Pessoalmente, no México, na Argentina, no Brasil, no Peru, senti-me mais útil. Saindo do asfixiante contexto europeu, deve-se inventar uma nova síntese da cultura européia diante de um público mais jovem, diante de problemas diferentes, mais verdadeiros. No plano comunicativo, a América Latina nos parece um paraíso. A desconfiança, o formalismo, a avareza -inclusive moral- europeus estão quase ausentes aqui.
E nós, europeus, temos a obsessão da perfeição formal. Sentimos o confim, a linha de separação, o limite. Somos aterrorizados pelo caos vital, o ilimitado, a selva, a pampa, as cidades enormes e sem forma... Assombram-me escritores como Whitman, Neruda e também Borges, uma espécie de europeu hiperurânico, ao quadrado, ao cubo... Adoro certos poetas brasileiros, como Drummond e Murilo Mendes, a sua medida...

Folha - Poderia falar um pouco do seu livro "Da Poesia à Prosa", que será publicado em breve no Brasil?
Berardinelli -
Neste livro falei da relação, da osmose poesia-prosa, porque a teoria literária, particularmente a "função poética" definida por Jakobson, retomando muitas poéticas modernas, tendia a separar nitidamente língua de uso e língua comum, de um lado, e linguagem poética, de outro.
Na verdade, muitos clássicos da modernidade -Leopardi, Baudelaire, Eliot etc.- muitas vezes misturaram condensação lírica e discursividade. É impossível pensar uma linguagem poética que evite ou exclua por princípio a comunicação.
A modernidade não nasce toda de Mallarmé e não conclui com Valéry, os surrealistas, Pound ou Celan.
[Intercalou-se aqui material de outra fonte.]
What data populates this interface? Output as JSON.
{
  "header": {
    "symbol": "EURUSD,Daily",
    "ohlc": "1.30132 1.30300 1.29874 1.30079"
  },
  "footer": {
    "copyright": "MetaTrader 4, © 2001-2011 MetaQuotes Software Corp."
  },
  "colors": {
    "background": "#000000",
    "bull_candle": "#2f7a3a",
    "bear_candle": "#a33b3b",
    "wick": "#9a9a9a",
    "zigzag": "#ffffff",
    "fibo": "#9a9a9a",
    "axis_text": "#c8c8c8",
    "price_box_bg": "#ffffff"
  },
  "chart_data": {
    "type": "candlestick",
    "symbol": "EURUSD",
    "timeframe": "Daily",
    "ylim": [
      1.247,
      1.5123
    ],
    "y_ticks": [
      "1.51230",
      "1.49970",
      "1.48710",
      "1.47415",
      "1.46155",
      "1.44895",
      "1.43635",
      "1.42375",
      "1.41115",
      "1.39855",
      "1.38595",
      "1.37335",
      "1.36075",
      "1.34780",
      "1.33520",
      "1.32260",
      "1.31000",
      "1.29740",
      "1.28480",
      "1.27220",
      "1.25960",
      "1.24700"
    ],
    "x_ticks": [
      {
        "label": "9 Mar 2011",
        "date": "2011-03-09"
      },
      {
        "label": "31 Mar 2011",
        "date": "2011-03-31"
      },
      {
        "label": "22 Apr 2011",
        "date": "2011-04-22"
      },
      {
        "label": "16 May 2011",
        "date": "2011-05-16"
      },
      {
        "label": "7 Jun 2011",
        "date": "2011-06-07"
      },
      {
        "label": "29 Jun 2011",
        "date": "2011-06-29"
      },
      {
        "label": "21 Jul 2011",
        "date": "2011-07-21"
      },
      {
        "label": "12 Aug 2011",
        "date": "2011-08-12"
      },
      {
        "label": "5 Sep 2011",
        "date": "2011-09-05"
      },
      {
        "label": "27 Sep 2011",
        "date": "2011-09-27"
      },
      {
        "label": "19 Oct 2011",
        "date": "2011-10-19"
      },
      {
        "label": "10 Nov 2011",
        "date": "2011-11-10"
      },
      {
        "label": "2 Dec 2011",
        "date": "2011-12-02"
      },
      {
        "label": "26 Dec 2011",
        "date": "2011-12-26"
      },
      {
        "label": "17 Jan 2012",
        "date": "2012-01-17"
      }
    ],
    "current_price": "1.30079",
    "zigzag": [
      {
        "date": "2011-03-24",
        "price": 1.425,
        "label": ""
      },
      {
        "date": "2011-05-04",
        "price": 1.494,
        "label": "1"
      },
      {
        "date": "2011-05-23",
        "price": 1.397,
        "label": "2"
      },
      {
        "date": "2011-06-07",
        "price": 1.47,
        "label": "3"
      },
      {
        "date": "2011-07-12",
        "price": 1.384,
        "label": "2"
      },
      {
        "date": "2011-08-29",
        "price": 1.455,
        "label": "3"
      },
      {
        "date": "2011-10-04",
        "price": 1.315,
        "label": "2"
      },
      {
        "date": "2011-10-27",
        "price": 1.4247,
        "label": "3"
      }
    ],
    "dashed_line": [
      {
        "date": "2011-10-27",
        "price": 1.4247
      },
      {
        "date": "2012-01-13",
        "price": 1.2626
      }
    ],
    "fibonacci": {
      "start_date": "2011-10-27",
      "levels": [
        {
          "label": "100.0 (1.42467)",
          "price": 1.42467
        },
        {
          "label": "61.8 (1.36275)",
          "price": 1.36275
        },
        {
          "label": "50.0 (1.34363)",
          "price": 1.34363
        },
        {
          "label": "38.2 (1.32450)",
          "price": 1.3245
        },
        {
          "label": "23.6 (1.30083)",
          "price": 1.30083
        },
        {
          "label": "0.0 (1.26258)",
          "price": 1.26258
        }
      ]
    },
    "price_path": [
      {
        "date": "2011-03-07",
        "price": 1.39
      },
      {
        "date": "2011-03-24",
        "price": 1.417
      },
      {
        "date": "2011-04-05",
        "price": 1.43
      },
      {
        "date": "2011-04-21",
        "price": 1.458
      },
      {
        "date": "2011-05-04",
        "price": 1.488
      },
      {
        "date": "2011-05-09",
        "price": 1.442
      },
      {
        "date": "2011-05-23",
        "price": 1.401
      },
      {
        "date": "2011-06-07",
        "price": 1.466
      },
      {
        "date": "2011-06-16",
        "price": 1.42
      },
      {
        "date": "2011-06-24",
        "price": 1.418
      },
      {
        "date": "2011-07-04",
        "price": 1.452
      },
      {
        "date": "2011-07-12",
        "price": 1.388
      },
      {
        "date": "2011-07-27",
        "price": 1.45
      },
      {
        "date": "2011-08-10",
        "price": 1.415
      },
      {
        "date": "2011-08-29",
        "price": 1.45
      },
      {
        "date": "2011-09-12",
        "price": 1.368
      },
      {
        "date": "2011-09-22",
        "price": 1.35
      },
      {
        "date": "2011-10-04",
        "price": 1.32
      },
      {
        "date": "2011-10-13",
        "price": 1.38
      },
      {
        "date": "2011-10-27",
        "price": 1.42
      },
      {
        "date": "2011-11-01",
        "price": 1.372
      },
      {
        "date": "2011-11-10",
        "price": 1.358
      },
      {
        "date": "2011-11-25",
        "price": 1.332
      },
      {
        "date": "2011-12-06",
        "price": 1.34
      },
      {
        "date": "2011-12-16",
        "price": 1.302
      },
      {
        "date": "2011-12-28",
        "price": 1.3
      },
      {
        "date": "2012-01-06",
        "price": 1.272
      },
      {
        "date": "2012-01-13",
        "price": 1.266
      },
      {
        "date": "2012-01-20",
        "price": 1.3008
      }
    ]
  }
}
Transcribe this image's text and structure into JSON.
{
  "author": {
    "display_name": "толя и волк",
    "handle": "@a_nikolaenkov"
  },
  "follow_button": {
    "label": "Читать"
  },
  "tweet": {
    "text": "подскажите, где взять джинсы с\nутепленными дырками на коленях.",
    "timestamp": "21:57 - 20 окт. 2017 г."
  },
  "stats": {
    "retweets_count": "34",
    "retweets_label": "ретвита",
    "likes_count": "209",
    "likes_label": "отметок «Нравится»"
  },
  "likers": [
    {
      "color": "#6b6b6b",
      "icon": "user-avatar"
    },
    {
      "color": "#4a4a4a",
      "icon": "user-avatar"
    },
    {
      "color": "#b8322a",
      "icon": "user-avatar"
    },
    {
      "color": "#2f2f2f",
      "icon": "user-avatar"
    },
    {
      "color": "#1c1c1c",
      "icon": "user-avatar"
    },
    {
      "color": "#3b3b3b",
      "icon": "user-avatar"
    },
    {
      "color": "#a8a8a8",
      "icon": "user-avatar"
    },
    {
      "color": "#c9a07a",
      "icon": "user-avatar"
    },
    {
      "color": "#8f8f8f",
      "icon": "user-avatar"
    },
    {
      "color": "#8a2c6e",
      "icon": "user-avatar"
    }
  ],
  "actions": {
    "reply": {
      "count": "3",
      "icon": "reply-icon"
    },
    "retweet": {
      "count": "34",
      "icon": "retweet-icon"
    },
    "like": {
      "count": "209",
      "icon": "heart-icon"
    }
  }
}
A obscuridade é somente uma das zonas extremas e não pode ser prescrita como uma norma.
Tanto é que as neovanguardas pós-modernas transformaram, nos anos 50, o esvaziamento dos significados numa espécie de jargão impenetrável, ilegível e, obviamente, tedioso. Essa poesia de jargão obscuro era ótima não para ser lida, mas apenas para ser dissecada em laboratórios e seminários acadêmicos.
A pós-modernidade levou à retomada de modelos poéticos pré-modernos, reencontrando um modo de fazer poesia em que se fala de algo, em versos verdadeiros, que soam como versos. Voltou-se até mesmo ao poema épico, como fizeram Enzensberger, com "O Naufrágio do Titanic", ou Derek Walcott, com "Omeros" (ambos pela Cia. das Letras). Hoje a poesia está muito mais próxima da prosa.